Nearly 40% of the world turned their clocks forward an hour this morning and maybe for the last time. This Fall Back / Spring Forward business could soon be a thing of the past.
U.S. President Donald Trump calls Daylight Saving Time “inconvenient” and “very costly to our Nation” on Truth Social, and has pledged to do away with it in due course. However, only the U.S. Congress can adjust the clocks. In 2022, the U.S. Senate passed the Sunshine Protection Act by unanimous consent, though no iteration ever passed the House.
Today, only Arizona and Hawaii have Permanent Standard Time — the honest, natural clock, set to the sun. Though roughly 30 states have introduced their own legislation to end time changes, few have enacted them. Likewise, the European Parliament proposed removing daylight saving time altogether across the EU, but the initiative presents a confounding challenge for transportation and has yet to be implemented. At the core of the debate about changing clocks lies some science.

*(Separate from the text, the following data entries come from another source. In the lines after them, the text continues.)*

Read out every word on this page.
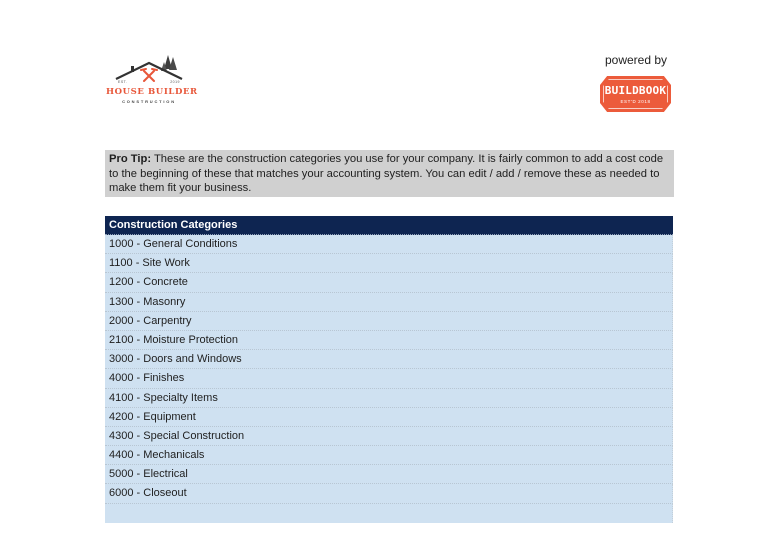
EST.	2019
HOUSE BUILDER
CONSTRUCTION
powered by
BUILDBOOK
EST'D 2018
Pro Tip: These are the construction categories you use for your company. It is fairly common to add a cost code to the beginning of these that matches your accounting system. You can edit / add / remove these as needed to make them fit your business.
Construction Categories
1000 - General Conditions
1100 - Site Work
1200 - Concrete
1300 - Masonry
2000 - Carpentry
2100 - Moisture Protection
3000 - Doors and Windows
4000 - Finishes
4100 - Specialty Items
4200 - Equipment
4300 - Special Construction
4400 - Mechanicals
5000 - Electrical
6000 - Closeout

The American Academy of Sleep Medicine (AASM) says the U.S. and Europe should adopt Permanent Standard Time pursuant to their public’s overall health and safety. They observe, correctly, that seasonal time changes misalign the universe from man which can result in dangerous health and safety consequences, including: an increase in stroke and hospital admissions, cardiovascular events, and mood disturbances.
Moreover, the AASM reminds us that we've heard this debate before. In 1973, the United States instituted a permanent day light saving routine that objectively failed. Initially popular, the year-round Permanent Standard Time was instituted across the nation in response to the 1973 Oil Crisis. The rationale of which was that longer daylight hours would produce less energy consumption. However, when winter arrived parents grew concerned about their children walking to school in abject darkness which led to a decline in support and repeal of the law within a year.
While the United States and Europe continue to turn their clocks forward, it was Great Britain who initially led the crusade in 1847 when they replaced Greenwich Mean with Railway Time.
In 1883, the U.S. followed suit with a five-zone system to connect its burgeoning American railways. Based on a telegraph signal from the Allegheny Observatory in Pittsburgh at exactly noon on the 90th meridian, the 1918 Standard Time Act established standard time and officially introduced daylight savings. (DST).
However, over the past 100 years, a common theme among researchers of varying backgrounds is that changing clocks causes longterm negative effects.
Opponents of the Sunshine Protection Act argue Permanent Standard Time would be more beneficial to health and human welfare. Numerous health specialists, safety experts, and research societies consider permanent standard time better for health, safety, schools, and the economy. Thats because standard time aligns with the circadian cycle.
The circadian clock’s primary function is to rhythmically coordinate biological processes so they occur at the correct time to optimize fitness and performance. Circadian rhythms have evolved independently in animal, plant, and man’s kingdoms of life. "Clocks slay time..." William Faulkner wrote, “only when the clock stops does time come to life."
The AASM agrees. "Syncing our circadian clock to daily routines contributes to safer morning commutes, improved student welfare, religious practices (Orthodox Judaism, Islam), increased exposure to healthy morning sunlight, and higher productivity and wages." The AASM continues:
Conversely, hundreds of scientific studies show that disrupting the circadian clocks leads to increased rates of heart attacks, cancer, diabetes, obesity, depression, substance abuse and suicide.
Fact: Morning sunlight — the body’s most potent time setting cue — tethers human beings to the Earth’s 24-hour day/night cycle. Exposure to sunlight soon after we wake governs inner clocks that control our sleep, attention, mood, body temperature, blood pressure, heart rate, hunger, cell division and hundreds of other bodily functions.
When human beings shift to DST their morning light exposure drops, biological clocks fall out of sync, and they pay a price. DST’s lighter, longer evenings are good for commerce but keep us up longer; spending and engaged so we get to bed later and sleep less; making it more difficult to wake and rise with the sun.
The idea of aligning waking hours to daylight hours was first proposed in 1784 by the American polymath Benjamin Franklin. He writes to the editor of the Journal de Paris: “Let a tax be laid on every window with shutters to keep out the light of the sun.” Franklin admitted the article was a warning to Parisians about “technology's imminent effects on human health.”
While industrialized societies rely on clocks to get to work, go to school and coordinate their social lives, agrarian society's daily routines for work and personal conduct were always governed by the light, solar time, and the earth's natural seasons and axial tilt.
When Franklin created the lightning hypothesis, and calculated the discovery of electricity, he was concerned the "technology revolution may create modern conveniences that could lead to apathy in an industrialized society."
Perhaps why over 60% of the world demurred, doesn’t change their clocks, rises with the sun; and aligns their circadian rhythms with nature. A tacit agreement between the routines of subsistence, and the very purpose of existence.